Apparently, Tyson Foods, Inc. and Pilgrim’s Pride Corp. have been calling their chickens — which are kept moist with injections of a salt water, seaweed concoction and “natural flavor” — “100% All Natural Marinated Fresh Chicken” or something like that. (Here’s the story in the WSJ.)
Their claim is that the chickens have no “artificial ingredients” because salt and seaweed are both natural. ** So is the saline (sterile salt water) in some breast implants, but no one calls them natural. **
Anyway, this labeling is making real poultry farmers mad because their chickens are really natural.
“Seaweed occurs naturally in the ocean, — not in chickens,” said Lampkin Butt, president of Sanderson Farms.
Now, what does this have to do with health reform?
Here’s the nexus. Lots of people are suddenly calling for “healthier living,” which includes healthier eating. All this talk about personal responsibility needs to be coupled with changes in corporate behavior and policy to actually provide healthier choices to begin with.
The problem with the saline-breast chickens is that they contain more sodium than au’naturale chickens. More sodium means “potential health implications,” according to the American Medical Association. Mr. Butt (his real name) is right.
But the information about the exact “natural” content of the saline-breast chickens isn’t clear unless consumers read the really, really tiny print on the label. Most people don’t read the tiny print. They just read the “100% natural” and assume that it’s true.

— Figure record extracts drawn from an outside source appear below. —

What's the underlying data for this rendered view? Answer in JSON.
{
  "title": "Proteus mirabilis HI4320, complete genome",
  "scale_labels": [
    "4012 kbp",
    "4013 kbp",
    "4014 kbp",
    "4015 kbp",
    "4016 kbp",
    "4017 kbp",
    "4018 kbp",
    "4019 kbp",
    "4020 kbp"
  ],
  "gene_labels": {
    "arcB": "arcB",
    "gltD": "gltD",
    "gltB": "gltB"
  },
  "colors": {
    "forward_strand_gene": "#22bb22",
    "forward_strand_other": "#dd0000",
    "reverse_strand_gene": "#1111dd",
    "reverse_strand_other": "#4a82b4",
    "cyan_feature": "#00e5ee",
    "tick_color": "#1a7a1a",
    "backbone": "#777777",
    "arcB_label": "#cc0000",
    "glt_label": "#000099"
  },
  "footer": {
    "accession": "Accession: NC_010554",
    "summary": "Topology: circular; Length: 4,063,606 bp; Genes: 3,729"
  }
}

This type of misleading labeling is pervasive in the packaged food industry. The same problem exists for labeling of trans fats, which are bad for reasons I won’t go into here. A person should not eat more than 2 grams of trans fats a day.
So, you could feel really virtuous and check the label on everything you eat and think you’ve hit the target. But if a food item contains less than .5 grams of trans fats, then it can be listed is zero. So if you have six items of food with .4 grams of transfats, you’ve exceeded your limit.
My rambling point is this, that there is broad complicity in our unhealthy lifestyles. Sure, we need to watch what we eat and exercise, but another part of reform and prevention is also changing the culture that enables companies to dupe consumers — whether it’s about food, or health insurance.